Jueves 30 de Julio de 2026

¿Cuál es el mejor día para empezar la dieta? Mañana. ¿Y para empezar a hacer ejercicio? También mañana.

Dejar las cosas para después es algo que a todos nos pasa continuamente. Y como las empresas son manejadas por seres humanos (aunque a veces parezca haber excepciones), la procrastinación ocurre de forma constante y, en la mayoría de los casos, con consecuencias negativas.

Esta reflexión nace tras la reciente llamada de Jesús Alfonso. Para sorpresa de nadie, habló para decirnos que estaba en crisis y que no realizará el proyecto de consultoría con Salexperts. El tema inició hace seis meses, cuando nos dijo:

—Estoy convencido, pero primero quiero echar a andar la nueva línea y luego reestructurar las actuales. —Jesús, tus líneas actuales tienen problemas estructurales (falta de flujo, mala estructura comercial). Sobre esa base es un error agregar productos. —Solo concretaré la línea de crédito y regreso en 6 meses—. Insistió. —Tú no lo sabes Jesús, pero no lo harás... preferirás el autoengaño antes que enfrentar el dolor de arreglar lo que está roto—. Le advertí.

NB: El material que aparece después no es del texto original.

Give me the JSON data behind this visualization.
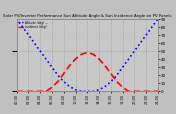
{
  "title": "Solar PV/Inverter Performance Sun Altitude Angle & Sun Incidence Angle on PV Panels",
  "legend1": "Altitude (deg) ---",
  "legend2": "Incidence (deg)",
  "bg_color": "#c0c0c0",
  "plot_bg_color": "#c8c8c8",
  "grid_color": "#888888",
  "blue_color": "#0000ff",
  "red_color": "#ff0000",
  "title_color": "#000000",
  "tick_color": "#000000",
  "x_hours": [
    0,
    1,
    2,
    3,
    4,
    5,
    6,
    7,
    8,
    9,
    10,
    11,
    12,
    13,
    14,
    15,
    16,
    17,
    18,
    19,
    20,
    21,
    22,
    23,
    24
  ],
  "altitude_vals": [
    90,
    80,
    70,
    60,
    50,
    40,
    30,
    20,
    12,
    6,
    2,
    0,
    0,
    0,
    2,
    6,
    12,
    20,
    30,
    40,
    50,
    60,
    70,
    80,
    90
  ],
  "incidence_vals": [
    0,
    0,
    0,
    0,
    0,
    0,
    5,
    12,
    22,
    32,
    40,
    46,
    48,
    46,
    40,
    32,
    22,
    12,
    5,
    0,
    0,
    0,
    0,
    0,
    0
  ],
  "ylim": [
    0,
    90
  ],
  "right_ticks": [
    0,
    10,
    20,
    30,
    40,
    50,
    60,
    70,
    80,
    90
  ],
  "x_tick_labels": [
    "00:00",
    "02:00",
    "04:00",
    "06:00",
    "08:00",
    "10:00",
    "12:00",
    "14:00",
    "16:00",
    "18:00",
    "20:00",
    "22:00",
    "24:00"
  ],
  "x_tick_positions": [
    0,
    2,
    4,
    6,
    8,
    10,
    12,
    14,
    16,
    18,
    20,
    22,
    24
  ]
}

Procrastinó y perdió la oportunidad.

1.- ¿Por qué sucede la procrastinación?

La procrastinación es un "tira y afloja" cerebral. Tu parte racional (corteza prefrontal) planifica a largo plazo; tu parte instintiva (sistema límbico y amígdala) busca evitar el estrés inmediato. Ante una decisión difícil, la amígdala activa la alarma; al posponerla, obtienes un alivio inmediato que libera dopamina. Este disparo químico premia la evasión y consolida el círculo vicioso del "después lo hago".

2.- ¿Cómo afecta esto en los negocios?

En todos los negocios hay decisiones difíciles que se posponen porque el "yo presente" prefiere evitar el estrés cargándole la factura al "yo futuro". Ejemplos cotidianos que destruyen valor:

  • Descuido a clientes VIP: Dejar para “mejor momento” la visita incómoda con el cliente clave permite que la competencia se lo lleve.

  • Fuga de talento: Posponer ese ajuste salarial o de incentivos tontamente hasta que un mejor postor decide llevárselo.

  • Bajo rendimiento: Conformarnos con colaboradores mediocres para evitar la confrontación del despido, acumulando un costo de oportunidad irrecuperable.

  • Contrataciones tardías: Retrasar la integración de nuevo personal esperando que las ventas suban mágicamente sabiendo que el equipo actual está topado.

  • Falta de nuevos productos: Desatender innovación por enfocarnos en el "día a día", hasta que la competencia reacciona primero.

  • Desconexión con el mercado: Postergar las encuestas de satisfacción de clientes hasta que los cambios de mercado nos tomen por sorpresa.

3.- ¿Qué podemos hacer para evitarlo?

La procrastinación directiva no se vence con "fuerza de voluntad", sino con diseño de procesos:

  • La Acción Mínima Obligatoria: Tu cerebro posterga porque ve la tarea como una montaña. Rompe la inercia con un paso ridículamente pequeño. Si reestructuras tu área comercial, redacta hoy un solo perfil de puesto. Cumplir ese micro-objetivo libera dopamina, dándote el impulso químico para dar el siguiente paso.

  • Rendición de cuentas externa: Apóyate en un Consejo o consultor que no comparta tu estrés, miedo o paradigmas.

  • Calcula el costo implícito: Ponle cifra monetaria a lo que te cuesta posponer la decisión seis meses más. Ponle precio al dolor de la inacción.

Conclusión

Jesús Alfonso no falló por falta de capacidad, sino por confiar en que su "yo futuro" tendría más tiempo y menos problemas. El futuro solo acumula el desorden que el presente no quiso corregir. Mañana volverá a ser "hoy", con los mismos miedos y los mismos problemas estructurales.

Revisa tu agenda: ¿Estás siendo un 'Jesús Alfonso' al postergar asuntos importantes en tu empresa? Decídete a ejecutar hoy. En los negocios, la postergación se paga con intereses. Hackea tu parálisis, la competencia tal vez ya lo ha hecho.